ST. LOUIS — Boeing Co. machinists backed a new labor deal Sunday that seeks to give the aerospace company a stronger hand to compete for new business by, in part, offering buyouts to veteran workers and lowering top pay for future hires.
Machinists District 837 President Gordon King said the 1,269-to-449 vote to accept the contract extension would put Boeing in a better position to bid for projects this spring and reduce the need for layoffs in the short term.
Boeing and the International Association of Machinists and Aerospace Workers reached a tentative deal last Wednesday. King told reporters after Sunday’s vote that the new contract would allow longtime union workers to leave “with a healthy retirement” and give younger workers job security.
As part of the deal, wage increases and bonuses are locked in until mid-2022 — a 7 1/2-year extension of the current pact. Eligible employees are scheduled to receive an $8,000 signing bonus within 30 days of the ratification vote, according to a summary of the deal.
Boeing Co. officials praised the union after the vote.
“Not only does it better position us to compete, but it also ensures that our highly skilled IAM-represented employees, those with us today and in the future, are appropriately compensated for their important work,” said Boeing St. Louis site executive Bill Schnettgoecke.
Boeing workers in the St. Louis area build the F/A-18 and F-15 fighters and the EA-18G electronic attack aircraft, along with other programs. But the F/A-18 Super Hornet program is set to end in 2016 unless there are more orders.
The contract ratified Sunday covers 2,400 Boeing aerospace employees in St. Louis; China Lake, Calif.; and the Naval Air Station Patuxent River, Md., King said.
Boeing officials said Sunday that the company hoped to bid for work extending those lines or including new projects, and that extending the Machinists’ contract puts the company in a more competitive position.
The deal sets up a two-tier wage structure.

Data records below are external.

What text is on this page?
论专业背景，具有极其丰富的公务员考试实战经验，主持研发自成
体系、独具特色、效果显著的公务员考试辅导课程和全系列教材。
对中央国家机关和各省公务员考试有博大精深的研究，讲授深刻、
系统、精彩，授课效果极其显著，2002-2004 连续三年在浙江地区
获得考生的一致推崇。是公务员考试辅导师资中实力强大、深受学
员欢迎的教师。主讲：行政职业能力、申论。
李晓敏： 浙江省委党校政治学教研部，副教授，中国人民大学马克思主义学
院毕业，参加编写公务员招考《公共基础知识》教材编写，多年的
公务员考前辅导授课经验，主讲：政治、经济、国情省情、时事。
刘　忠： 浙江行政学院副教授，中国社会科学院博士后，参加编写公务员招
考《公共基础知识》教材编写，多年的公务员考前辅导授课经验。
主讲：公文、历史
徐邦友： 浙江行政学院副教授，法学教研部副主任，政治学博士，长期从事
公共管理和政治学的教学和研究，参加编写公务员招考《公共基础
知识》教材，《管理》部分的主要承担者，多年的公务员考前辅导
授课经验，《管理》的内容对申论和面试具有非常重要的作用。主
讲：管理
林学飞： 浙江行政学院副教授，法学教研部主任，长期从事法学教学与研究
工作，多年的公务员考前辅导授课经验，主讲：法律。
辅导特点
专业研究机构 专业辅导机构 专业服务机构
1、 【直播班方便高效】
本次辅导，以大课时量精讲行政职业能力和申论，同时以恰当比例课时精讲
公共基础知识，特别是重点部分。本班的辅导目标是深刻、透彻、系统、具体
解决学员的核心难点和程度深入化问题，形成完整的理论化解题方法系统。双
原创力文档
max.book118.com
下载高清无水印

Employees hired after March 1 in many job classifications would see their wages top out at levels 8 percent to 49 percent below the top wages now earned by workers in the same classes.
King said Sunday that the two tiers were not “too far off from the traditional pay scales that are out there” and would put the company “in better position to bid on future work.”
Under the deal, employees will pay a larger share of health insurance costs in the future.
Those concessions – along with buyouts – could reduce Boeing’s costs enough to win more orders. Eligible employees will be able to accept buyouts between September 2014 and September 2015, King said.
Wilma Buie, an assembly mechanic who is not eligible for a buyout, said the contract would freeze her pension level after just eight years on the job. By approving the two-tier wage scale, Buie said the union did not do enough to watch out for future employees.
“I thought that was separation,” Buie said.
King said the union tried to persuade Boeing to keep intact employees’ ability to accrue benefit service until everyone had 30 years of benefit service under their belts.
“The company wasn’t interested in that,” he said. “There had to be a cutoff line some place.”
Union leaders had warned members that layoffs would have been likely by the end of this year had the deal not passed. King reiterated that Sunday when asked what would have happened if workers had rejected the contract extension.
“If (the vote) would have went the other way . we would have just went to the bargaining table in January 2015 with probably about 300 to 500 laid off and no winning of new work because we didn’t get the wage rates down comparable to what they need to bid on future projects,” he said. “You were going to be looking at layoffs, layoffs, layoffs and no potential new work.”
King acknowledged that Boeing could still have layoffs between now and January, but the company told the union that layoffs were unlikely if more than 300 employees took the early retirement packages.